Doctor of Philosophy


ADR1, a transcriptional activator from the yeast Saccharomyces cerevisiae, is required for activation of the glucose-repressible alcohol dehydrogenase, ADH II (encoded by the ADH2 gene). The ADR1 gene encodes a protein which binds to an upstream activation sequence in the ADH2 promoter. Several methods were used to locate functional regions of the ADR1 protein.

The adr1-1 mutation was identified as a C to G transversion resulting in a nonsense codon at the eleventh codon of ADR1. tRNA-suppressors which substituted an amino acid at the eleventh codon of adr1-1 resulted in a functional adr1-1 protein, indicating that the translational start of ADR1 occurs at the first AUG of the ADR1 transcript. The adr1-1 5.1 kb RNA was found to be two- to three-fold less abundant than the ADR1 transcript. This observation is a further instance of a nonsense mutation early in a gene leading to decreased stability of the RNA and confirms that the 5.1 kb transcript is the ADR1 mRNA.

A series of C-terminal truncations of the ADR1 gene were constructed and used to investigate functional regions of ADR1. A C-terminal truncation leaving only 151 N-terminal amino acids (ADR1-151) and depleting part of a "Zn-binding" DNA-binding finger motif was not capable of transcriptional activation. In contrast, the ADR1-220 protein containing the complete "Zn-binding" DNA-binding finger motif was capable of transcriptional activation. However, none of the truncated ADR1 proteins were as transcriptionally active as the entire ADR1 protein.

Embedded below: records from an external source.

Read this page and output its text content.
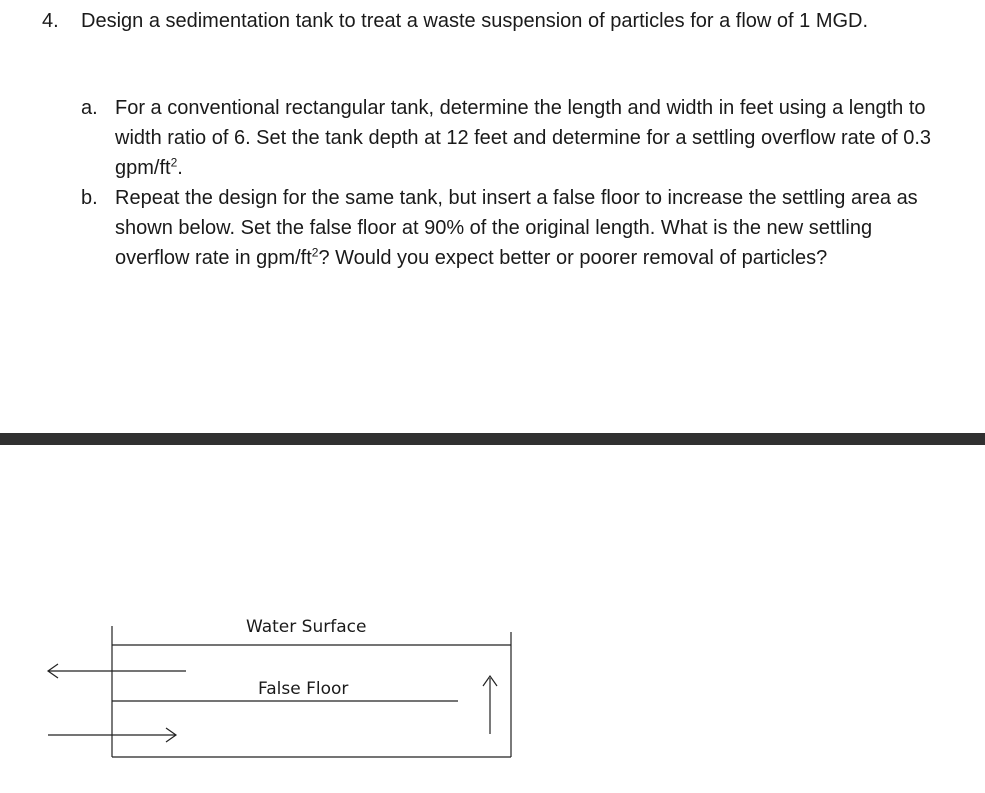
4. Design a sedimentation tank to treat a waste suspension of particles for a flow of 1 MGD.
a. For a conventional rectangular tank, determine the length and width in feet using a length to width ratio of 6. Set the tank depth at 12 feet and determine for a settling overflow rate of 0.3 gpm/$ft^2$.
b. Repeat the design for the same tank, but insert a false floor to increase the settling area as shown below. Set the false floor at 90% of the original length. What is the new settling overflow rate in gpm/$ft^2$? Would you expect better or poorer removal of particles?
Water Surface
False Floor
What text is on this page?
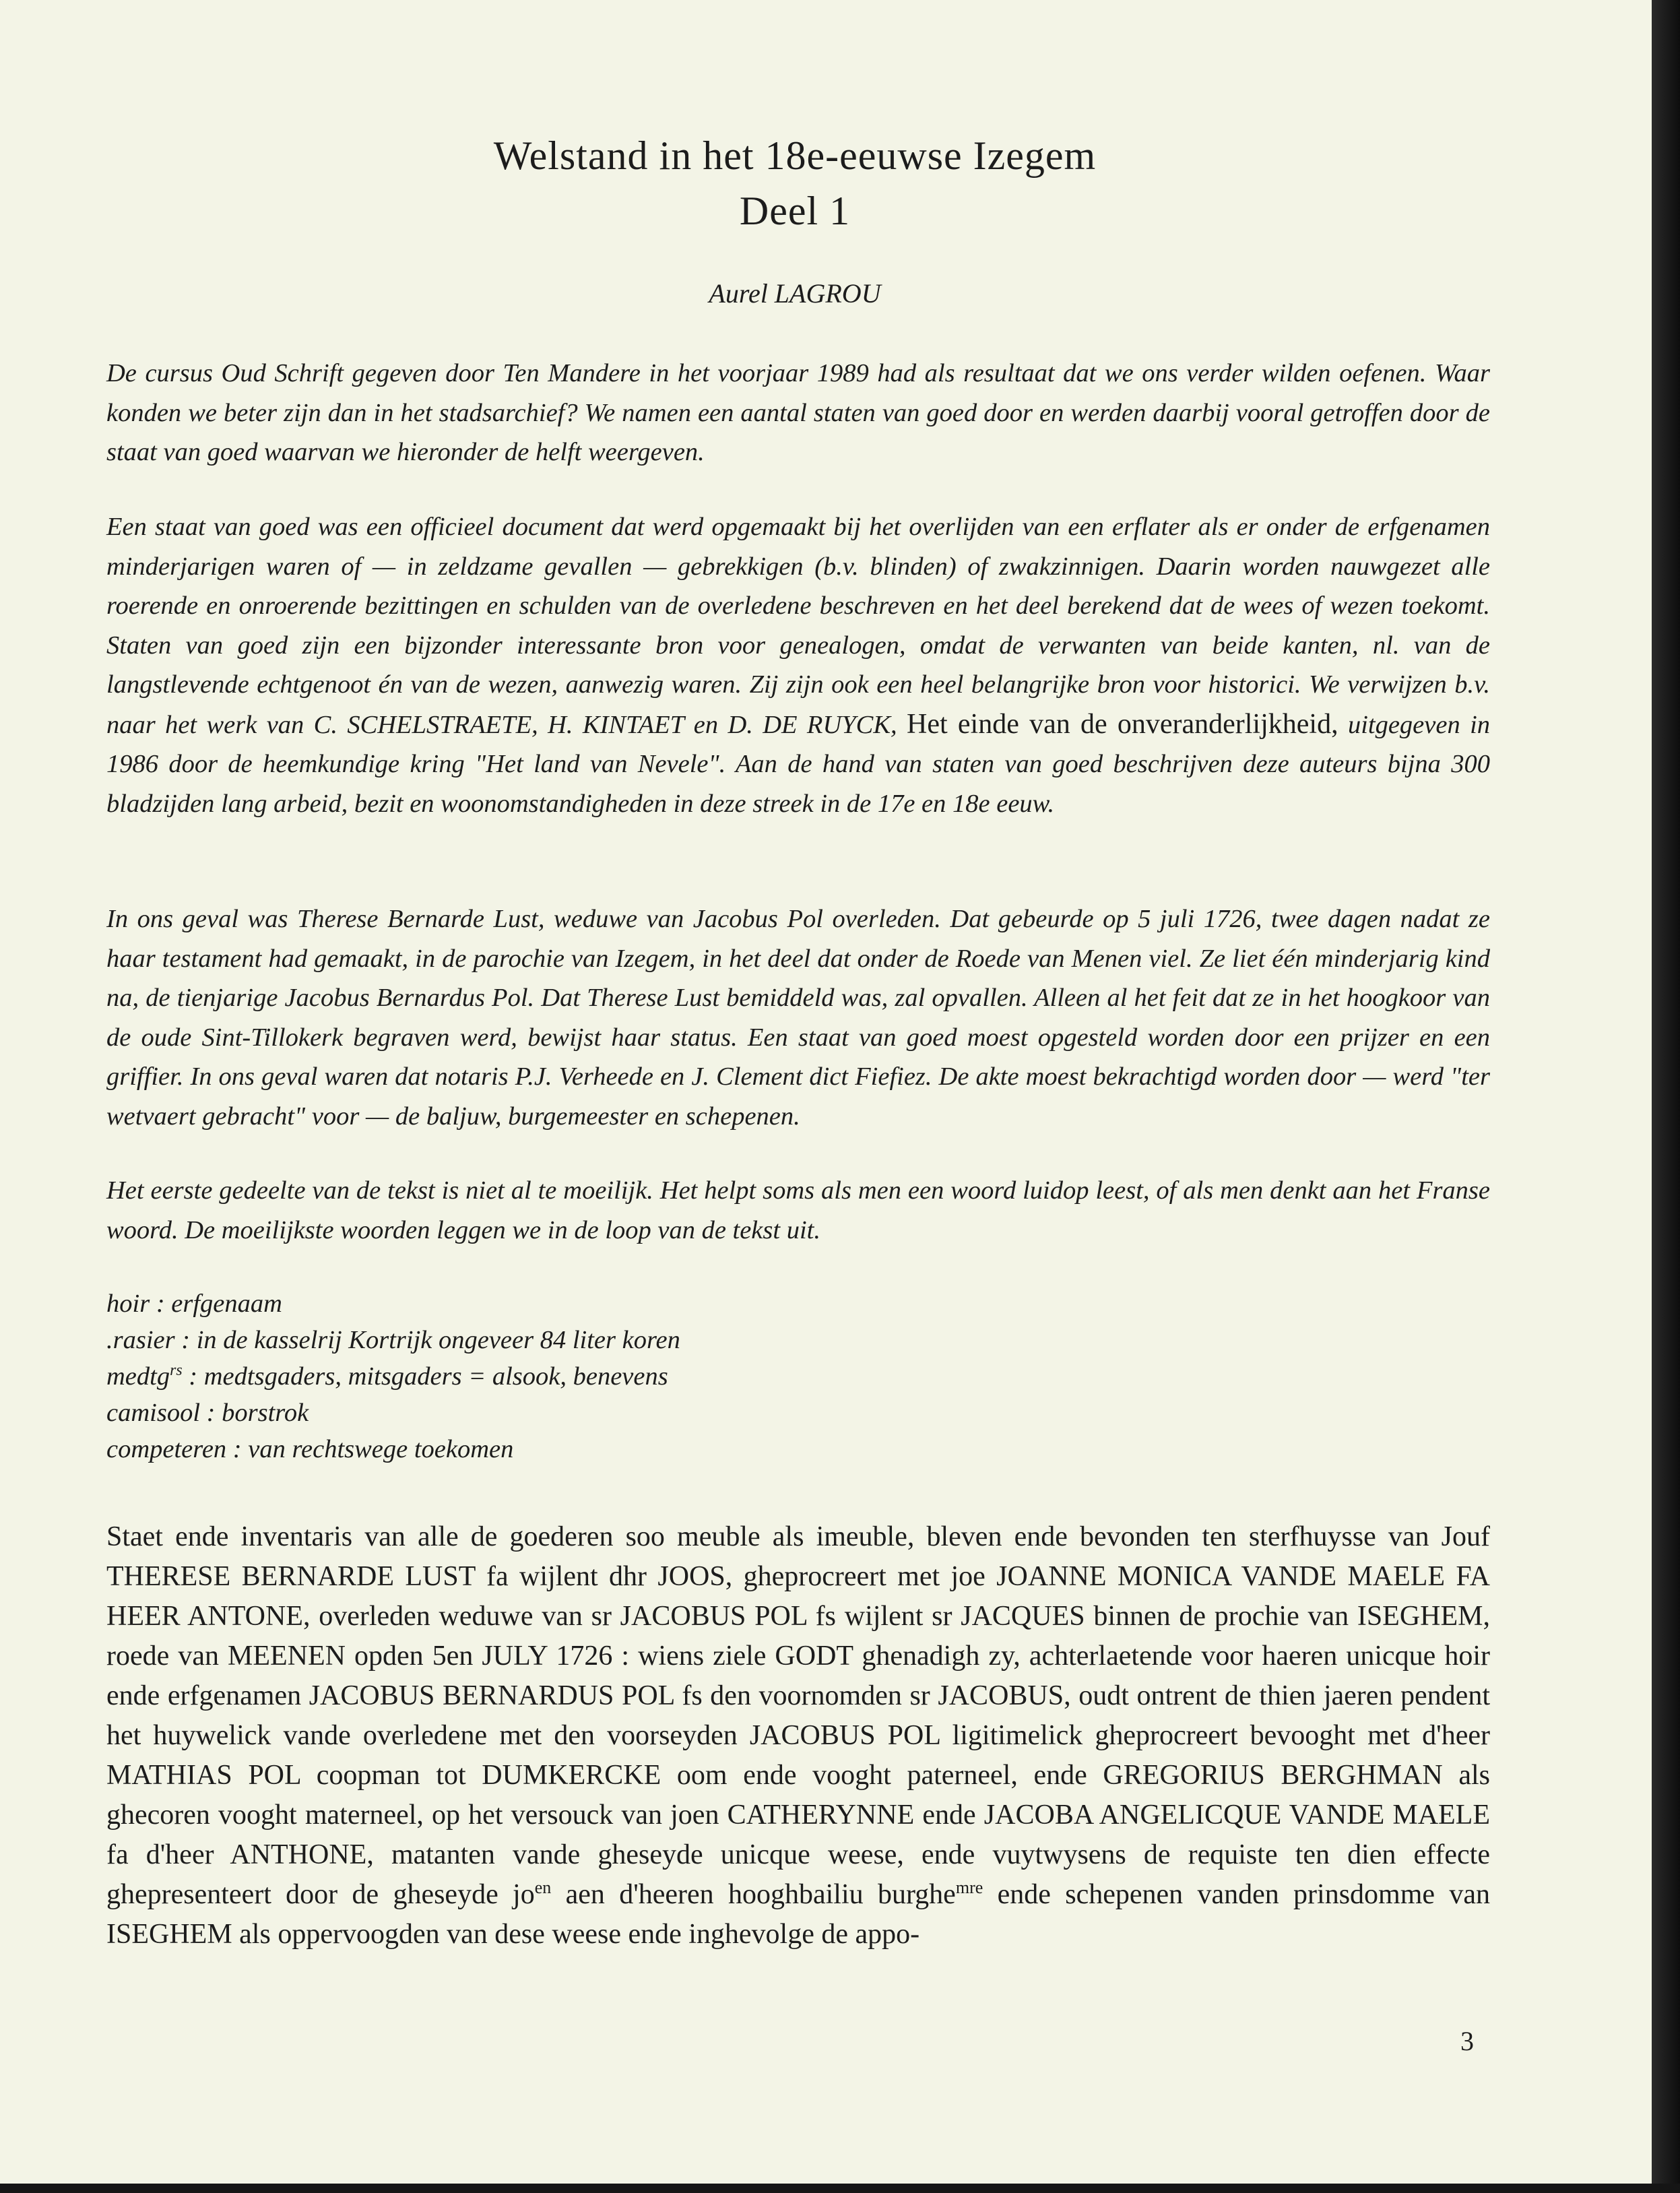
Welstand in het 18e-eeuwse Izegem
Deel 1
Aurel LAGROU

De cursus Oud Schrift gegeven door Ten Mandere in het voorjaar 1989 had als resultaat dat we ons verder wilden oefenen. Waar konden we beter zijn dan in het stadsarchief? We namen een aantal staten van goed door en werden daarbij vooral getroffen door de staat van goed waarvan we hieronder de helft weergeven.

Een staat van goed was een officieel document dat werd opgemaakt bij het overlijden van een erflater als er onder de erfgenamen minderjarigen waren of — in zeldzame gevallen — gebrekkigen (b.v. blinden) of zwakzinnigen. Daarin worden nauwgezet alle roerende en onroerende bezittingen en schulden van de overledene beschreven en het deel berekend dat de wees of wezen toekomt. Staten van goed zijn een bijzonder interessante bron voor genealogen, omdat de verwanten van beide kanten, nl. van de langstlevende echtgenoot én van de wezen, aanwezig waren. Zij zijn ook een heel belangrijke bron voor historici. We verwijzen b.v. naar het werk van C. SCHELSTRAETE, H. KINTAET en D. DE RUYCK, Het einde van de onveranderlijkheid, uitgegeven in 1986 door de heemkundige kring "Het land van Nevele". Aan de hand van staten van goed beschrijven deze auteurs bijna 300 bladzijden lang arbeid, bezit en woonomstandigheden in deze streek in de 17e en 18e eeuw.

In ons geval was Therese Bernarde Lust, weduwe van Jacobus Pol overleden. Dat gebeurde op 5 juli 1726, twee dagen nadat ze haar testament had gemaakt, in de parochie van Izegem, in het deel dat onder de Roede van Menen viel. Ze liet één minderjarig kind na, de tienjarige Jacobus Bernardus Pol. Dat Therese Lust bemiddeld was, zal opvallen. Alleen al het feit dat ze in het hoogkoor van de oude Sint-Tillokerk begraven werd, bewijst haar status. Een staat van goed moest opgesteld worden door een prijzer en een griffier. In ons geval waren dat notaris P.J. Verheede en J. Clement dict Fiefiez. De akte moest bekrachtigd worden door — werd "ter wetvaert gebracht" voor — de baljuw, burgemeester en schepenen.

Het eerste gedeelte van de tekst is niet al te moeilijk. Het helpt soms als men een woord luidop leest, of als men denkt aan het Franse woord. De moeilijkste woorden leggen we in de loop van de tekst uit.

hoir : erfgenaam

.rasier : in de kasselrij Kortrijk ongeveer 84 liter koren

medtg$^{rs}$ : medtsgaders, mitsgaders = alsook, benevens

camisool : borstrok

competeren : van rechtswege toekomen

Staet ende inventaris van alle de goederen soo meuble als imeuble, bleven ende bevonden ten sterfhuysse van Jouf THERESE BERNARDE LUST fa wijlent dhr JOOS, gheprocreert met joe JOANNE MONICA VANDE MAELE FA HEER ANTONE, overleden weduwe van sr JACOBUS POL fs wijlent sr JACQUES binnen de prochie van ISEGHEM, roede van MEENEN opden 5en JULY 1726 : wiens ziele GODT ghenadigh zy, achterlaetende voor haeren unicque hoir ende erfgenamen JACOBUS BERNARDUS POL fs den voornomden sr JACOBUS, oudt ontrent de thien jaeren pendent het huywelick vande overledene met den voorseyden JACOBUS POL ligitimelick gheprocreert bevooght met d'heer MATHIAS POL coopman tot DUMKERCKE oom ende vooght paterneel, ende GREGORIUS BERGHMAN als ghecoren vooght materneel, op het versouck van joen CATHERYNNE ende JACOBA ANGELICQUE VANDE MAELE fa d'heer ANTHONE, matanten vande gheseyde unicque weese, ende vuytwysens de requiste ten dien effecte ghepresenteert door de gheseyde $jo^{en}$ aen d'heeren hooghbailiu burghe$^{mre}$ ende schepenen vanden prinsdomme van ISEGHEM als oppervoogden van dese weese ende inghevolge de appo-

3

An ADR1 protein containing at least 506 N-terminal amino acids was required for glycerol growth. Mutations in the GLP1 gene were identified that allowed strong glycerol growth, while remaining dependent on the presence of a functional ADR1 gene. This newly identified function of ADR1 suggests that ADR1 has a more extensive role in the regulation of nonfermentative growth in S. cerevisiae than previously expected.